—Bien.... Je saurai tout endurer, finit par dire l’officier d’un ton ferme. Pour le but que j’entrevois, il n’est pas de sacrifice qui me coûte.

—Viens donc!

Ils franchissent la porte que Kammitz a soin de refermer aussitôt derrière eux.

Le colosse blond semble d’abord pétrifié. Au milieu du salon qu’il reconnaît pour celui du capitaine de cavalerie, autour d’une table recouverte d’un tapis vert, il ne voit que visages connus: Jacob Grotthauser qui s’est vivement levé pour se porter à sa rencontre, Arno de la Rieth, le long Sellenkamp, Rittersdorf, fougueux et passionné, Heins de Walding et son frère, l’aspirant Paul, et, là-bas, comme vissé à son siège qu’il est le seul à n’avoir pas quitté, sans un geste de bienvenue à l’égard du survenant... Fritz d’Unstett.

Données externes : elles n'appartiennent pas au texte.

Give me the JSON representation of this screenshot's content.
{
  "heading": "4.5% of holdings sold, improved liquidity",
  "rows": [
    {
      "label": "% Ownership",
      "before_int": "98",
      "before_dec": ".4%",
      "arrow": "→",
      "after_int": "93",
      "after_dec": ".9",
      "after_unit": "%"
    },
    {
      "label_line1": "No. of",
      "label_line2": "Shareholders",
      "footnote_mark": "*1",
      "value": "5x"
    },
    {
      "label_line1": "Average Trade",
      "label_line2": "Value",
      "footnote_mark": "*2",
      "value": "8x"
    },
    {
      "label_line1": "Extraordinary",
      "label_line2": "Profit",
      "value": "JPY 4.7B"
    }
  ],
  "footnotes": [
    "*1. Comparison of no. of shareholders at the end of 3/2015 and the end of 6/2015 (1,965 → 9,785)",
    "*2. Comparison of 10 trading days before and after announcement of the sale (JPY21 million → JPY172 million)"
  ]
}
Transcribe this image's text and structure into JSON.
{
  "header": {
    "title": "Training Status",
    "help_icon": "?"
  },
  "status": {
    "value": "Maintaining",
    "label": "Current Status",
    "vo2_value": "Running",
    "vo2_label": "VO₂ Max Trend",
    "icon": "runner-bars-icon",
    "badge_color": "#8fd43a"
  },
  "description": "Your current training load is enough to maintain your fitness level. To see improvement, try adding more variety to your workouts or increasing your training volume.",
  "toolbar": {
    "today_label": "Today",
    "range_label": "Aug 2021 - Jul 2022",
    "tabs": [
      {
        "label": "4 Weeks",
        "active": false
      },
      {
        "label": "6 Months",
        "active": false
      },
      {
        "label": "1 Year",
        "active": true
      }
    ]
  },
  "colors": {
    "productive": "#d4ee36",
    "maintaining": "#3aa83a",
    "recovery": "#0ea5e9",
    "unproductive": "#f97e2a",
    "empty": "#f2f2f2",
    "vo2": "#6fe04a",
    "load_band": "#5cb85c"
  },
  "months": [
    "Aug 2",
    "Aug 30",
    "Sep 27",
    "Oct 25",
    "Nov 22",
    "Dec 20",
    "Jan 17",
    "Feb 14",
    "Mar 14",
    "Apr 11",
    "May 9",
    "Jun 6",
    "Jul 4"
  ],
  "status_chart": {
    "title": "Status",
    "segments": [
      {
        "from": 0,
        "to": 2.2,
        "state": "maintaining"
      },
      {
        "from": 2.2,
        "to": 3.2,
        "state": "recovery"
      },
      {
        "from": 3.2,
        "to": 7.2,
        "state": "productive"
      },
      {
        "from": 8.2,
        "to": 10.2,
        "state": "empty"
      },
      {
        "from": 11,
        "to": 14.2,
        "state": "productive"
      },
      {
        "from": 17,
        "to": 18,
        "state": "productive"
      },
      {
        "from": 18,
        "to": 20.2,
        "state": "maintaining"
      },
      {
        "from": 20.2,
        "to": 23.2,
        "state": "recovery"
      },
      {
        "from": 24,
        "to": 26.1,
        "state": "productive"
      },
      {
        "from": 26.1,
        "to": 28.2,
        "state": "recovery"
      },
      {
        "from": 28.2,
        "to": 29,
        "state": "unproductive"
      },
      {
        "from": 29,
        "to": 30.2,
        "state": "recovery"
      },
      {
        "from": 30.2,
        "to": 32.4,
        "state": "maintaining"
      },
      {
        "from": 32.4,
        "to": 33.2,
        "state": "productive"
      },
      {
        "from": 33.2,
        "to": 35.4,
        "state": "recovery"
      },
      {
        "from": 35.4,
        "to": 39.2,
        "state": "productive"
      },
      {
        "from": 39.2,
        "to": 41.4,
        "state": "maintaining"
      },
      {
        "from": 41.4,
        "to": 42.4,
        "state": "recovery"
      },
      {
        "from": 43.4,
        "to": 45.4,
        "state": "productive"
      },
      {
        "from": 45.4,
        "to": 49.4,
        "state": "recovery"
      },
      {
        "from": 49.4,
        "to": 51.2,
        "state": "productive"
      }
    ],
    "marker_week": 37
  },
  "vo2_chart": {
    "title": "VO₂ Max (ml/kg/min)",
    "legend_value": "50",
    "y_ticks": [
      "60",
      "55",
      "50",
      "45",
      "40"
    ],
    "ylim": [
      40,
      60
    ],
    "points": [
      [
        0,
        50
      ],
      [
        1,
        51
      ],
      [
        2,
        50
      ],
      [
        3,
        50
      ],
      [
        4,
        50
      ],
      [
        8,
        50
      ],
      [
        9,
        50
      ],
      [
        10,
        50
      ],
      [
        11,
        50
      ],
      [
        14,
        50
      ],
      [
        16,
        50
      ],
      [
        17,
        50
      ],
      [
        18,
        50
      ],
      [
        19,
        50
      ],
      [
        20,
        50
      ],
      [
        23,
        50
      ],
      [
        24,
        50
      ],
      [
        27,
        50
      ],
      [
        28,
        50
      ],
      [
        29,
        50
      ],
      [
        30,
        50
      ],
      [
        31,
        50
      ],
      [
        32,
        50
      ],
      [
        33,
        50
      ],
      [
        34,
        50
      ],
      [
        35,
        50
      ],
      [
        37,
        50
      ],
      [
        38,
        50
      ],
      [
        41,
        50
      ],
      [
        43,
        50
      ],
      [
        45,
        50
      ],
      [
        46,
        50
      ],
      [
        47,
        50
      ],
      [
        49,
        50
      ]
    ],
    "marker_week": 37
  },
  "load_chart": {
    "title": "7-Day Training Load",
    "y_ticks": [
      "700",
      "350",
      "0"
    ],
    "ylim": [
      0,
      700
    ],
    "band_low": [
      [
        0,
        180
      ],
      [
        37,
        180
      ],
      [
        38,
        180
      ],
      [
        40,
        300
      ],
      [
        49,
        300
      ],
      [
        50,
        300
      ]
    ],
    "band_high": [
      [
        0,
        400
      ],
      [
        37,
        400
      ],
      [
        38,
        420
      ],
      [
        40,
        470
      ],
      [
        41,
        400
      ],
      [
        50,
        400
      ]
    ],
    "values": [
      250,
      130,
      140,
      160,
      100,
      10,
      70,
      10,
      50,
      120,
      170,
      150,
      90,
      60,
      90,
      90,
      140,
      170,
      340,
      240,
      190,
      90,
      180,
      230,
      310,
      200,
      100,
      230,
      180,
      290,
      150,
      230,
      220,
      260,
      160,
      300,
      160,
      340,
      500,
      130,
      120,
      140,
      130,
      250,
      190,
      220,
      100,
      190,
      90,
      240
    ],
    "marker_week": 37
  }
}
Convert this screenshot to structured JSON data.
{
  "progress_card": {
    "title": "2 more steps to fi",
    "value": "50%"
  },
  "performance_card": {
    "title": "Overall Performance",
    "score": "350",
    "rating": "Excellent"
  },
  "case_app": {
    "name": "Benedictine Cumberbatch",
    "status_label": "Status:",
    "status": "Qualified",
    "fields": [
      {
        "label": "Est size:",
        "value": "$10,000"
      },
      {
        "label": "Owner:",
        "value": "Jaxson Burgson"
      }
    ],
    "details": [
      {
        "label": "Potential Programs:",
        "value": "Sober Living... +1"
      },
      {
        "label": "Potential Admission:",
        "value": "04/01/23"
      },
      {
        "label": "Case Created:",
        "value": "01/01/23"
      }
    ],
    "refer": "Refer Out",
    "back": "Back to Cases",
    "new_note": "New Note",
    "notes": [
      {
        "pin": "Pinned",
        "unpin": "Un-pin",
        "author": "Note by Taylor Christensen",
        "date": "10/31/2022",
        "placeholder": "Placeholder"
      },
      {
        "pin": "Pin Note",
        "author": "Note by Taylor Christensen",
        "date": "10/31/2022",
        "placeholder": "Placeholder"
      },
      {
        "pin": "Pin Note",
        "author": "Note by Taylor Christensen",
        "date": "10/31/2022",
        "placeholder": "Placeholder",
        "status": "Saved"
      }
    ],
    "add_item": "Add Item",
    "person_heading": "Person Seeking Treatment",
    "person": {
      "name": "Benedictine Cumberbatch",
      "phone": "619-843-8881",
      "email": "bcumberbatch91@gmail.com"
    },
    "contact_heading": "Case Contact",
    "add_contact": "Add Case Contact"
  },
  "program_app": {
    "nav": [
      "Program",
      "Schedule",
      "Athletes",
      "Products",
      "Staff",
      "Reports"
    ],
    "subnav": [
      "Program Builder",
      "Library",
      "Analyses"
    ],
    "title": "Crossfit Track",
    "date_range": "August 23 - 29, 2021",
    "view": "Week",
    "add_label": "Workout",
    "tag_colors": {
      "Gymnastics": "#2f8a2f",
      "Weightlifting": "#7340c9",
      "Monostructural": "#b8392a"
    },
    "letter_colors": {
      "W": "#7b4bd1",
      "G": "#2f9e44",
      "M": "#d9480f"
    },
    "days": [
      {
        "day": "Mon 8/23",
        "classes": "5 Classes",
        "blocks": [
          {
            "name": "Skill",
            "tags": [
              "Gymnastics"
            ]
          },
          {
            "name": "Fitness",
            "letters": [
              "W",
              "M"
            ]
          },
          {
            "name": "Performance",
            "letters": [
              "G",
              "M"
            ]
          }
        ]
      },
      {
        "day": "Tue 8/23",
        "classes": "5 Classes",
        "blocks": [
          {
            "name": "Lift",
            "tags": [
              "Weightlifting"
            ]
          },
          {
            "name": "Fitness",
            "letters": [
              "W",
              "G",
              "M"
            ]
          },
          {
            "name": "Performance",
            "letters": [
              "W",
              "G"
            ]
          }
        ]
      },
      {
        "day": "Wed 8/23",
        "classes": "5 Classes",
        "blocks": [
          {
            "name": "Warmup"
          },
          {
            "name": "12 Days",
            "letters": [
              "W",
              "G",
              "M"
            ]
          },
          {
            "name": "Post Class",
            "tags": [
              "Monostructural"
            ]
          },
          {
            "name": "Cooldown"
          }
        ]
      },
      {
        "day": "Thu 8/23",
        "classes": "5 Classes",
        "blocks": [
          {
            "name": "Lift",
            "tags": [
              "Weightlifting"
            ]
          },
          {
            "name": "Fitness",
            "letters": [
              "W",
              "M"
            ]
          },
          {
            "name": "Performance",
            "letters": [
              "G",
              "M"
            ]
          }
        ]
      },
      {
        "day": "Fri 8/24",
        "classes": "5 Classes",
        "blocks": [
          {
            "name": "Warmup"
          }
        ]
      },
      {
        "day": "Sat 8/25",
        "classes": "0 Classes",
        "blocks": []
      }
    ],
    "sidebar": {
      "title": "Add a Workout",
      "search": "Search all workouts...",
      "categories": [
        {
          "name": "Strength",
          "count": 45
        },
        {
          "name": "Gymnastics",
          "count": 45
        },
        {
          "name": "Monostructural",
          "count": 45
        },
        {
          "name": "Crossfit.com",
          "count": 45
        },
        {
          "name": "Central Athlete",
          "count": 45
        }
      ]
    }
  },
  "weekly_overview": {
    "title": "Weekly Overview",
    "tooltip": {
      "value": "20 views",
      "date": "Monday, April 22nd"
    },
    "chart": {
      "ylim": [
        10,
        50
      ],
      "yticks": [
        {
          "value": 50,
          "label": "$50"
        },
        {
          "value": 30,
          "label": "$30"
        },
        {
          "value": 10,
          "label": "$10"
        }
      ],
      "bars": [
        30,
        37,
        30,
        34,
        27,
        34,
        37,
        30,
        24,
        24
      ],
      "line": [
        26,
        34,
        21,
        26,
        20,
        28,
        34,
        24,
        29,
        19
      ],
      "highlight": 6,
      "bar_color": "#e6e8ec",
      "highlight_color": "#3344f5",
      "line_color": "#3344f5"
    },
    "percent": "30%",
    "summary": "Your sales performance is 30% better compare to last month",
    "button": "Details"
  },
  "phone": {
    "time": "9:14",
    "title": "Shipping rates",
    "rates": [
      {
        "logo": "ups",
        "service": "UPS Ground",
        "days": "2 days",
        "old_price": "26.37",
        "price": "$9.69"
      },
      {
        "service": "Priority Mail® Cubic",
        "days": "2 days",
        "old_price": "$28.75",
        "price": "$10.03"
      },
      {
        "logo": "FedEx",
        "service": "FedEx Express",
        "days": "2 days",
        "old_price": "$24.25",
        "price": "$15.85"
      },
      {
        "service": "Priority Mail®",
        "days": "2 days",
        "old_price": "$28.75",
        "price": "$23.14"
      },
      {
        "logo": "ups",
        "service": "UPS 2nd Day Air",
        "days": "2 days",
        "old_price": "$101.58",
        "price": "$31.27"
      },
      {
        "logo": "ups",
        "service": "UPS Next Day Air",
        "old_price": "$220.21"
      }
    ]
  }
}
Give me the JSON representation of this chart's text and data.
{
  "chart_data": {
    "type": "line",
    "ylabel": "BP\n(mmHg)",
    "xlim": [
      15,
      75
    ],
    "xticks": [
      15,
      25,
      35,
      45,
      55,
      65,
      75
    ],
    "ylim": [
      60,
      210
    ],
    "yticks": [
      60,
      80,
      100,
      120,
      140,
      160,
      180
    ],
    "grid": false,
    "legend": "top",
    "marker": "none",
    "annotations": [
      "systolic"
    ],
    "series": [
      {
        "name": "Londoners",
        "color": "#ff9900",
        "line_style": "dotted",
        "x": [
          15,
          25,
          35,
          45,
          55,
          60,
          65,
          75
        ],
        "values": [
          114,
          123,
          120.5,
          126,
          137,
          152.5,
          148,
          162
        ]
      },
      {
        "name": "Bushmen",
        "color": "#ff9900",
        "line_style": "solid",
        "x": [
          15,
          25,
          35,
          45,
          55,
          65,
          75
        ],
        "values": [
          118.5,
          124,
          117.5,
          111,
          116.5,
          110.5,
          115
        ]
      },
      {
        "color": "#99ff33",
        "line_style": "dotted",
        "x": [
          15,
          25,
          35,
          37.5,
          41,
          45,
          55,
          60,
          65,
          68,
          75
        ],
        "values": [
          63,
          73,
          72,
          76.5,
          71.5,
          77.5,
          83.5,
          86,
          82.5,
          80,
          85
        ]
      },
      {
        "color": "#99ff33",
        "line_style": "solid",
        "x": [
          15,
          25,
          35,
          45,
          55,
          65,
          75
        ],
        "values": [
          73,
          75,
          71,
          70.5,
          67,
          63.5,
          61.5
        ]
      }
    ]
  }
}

Le lieutenant de vaisseau n’en peut croire ses yeux! Comment, Grotthauser, qui, devant le monde, n’a jamais fait secret de ses libres opinions, se trouve-t-il mêlé à cette assemblée de hobereaux déterminés et quelle apparence y-a-t-il que des relations se soient établies entre Unstett et les officiers de marine qui, autrefois, connaissaient à peine de nom le capitaine de cavalerie.

—Bonjour, Tornten! l’accueille un cri unanime, tant son arrivée paraît à tous un heureux événement.

—Voici ta place, indique ensuite Kammitz, lorsque tous, à l’exception d’Unstett, ont salué Tornten, qui, poussé vers le milieu de la table, se trouve faire vis-à-vis au comte.

Tandis que chacun regagne son siège, Thor jette un regard rapide vers Unstett, qui se trouve tout au bout de la grande table. Le capitaine de cavalerie se soulève blême et silencieux et s’incline en faisant un léger salut. Le marin semble ne pas voir ce geste.

Son attention est, d’ailleurs, sollicitée par une immense carte de l’Amérique du Sud, épinglée sur la table, devant sa place. De petits drapeaux, en grand nombre, y tracent, le long de la côte orientale du continent, une ligne irrégulière, qui finit au cap Horn. Tornten regarde curieusement Kammitz, qui se prend à sourire.

—Je réclame le silence, messieurs, fait-il de sa voix sonore.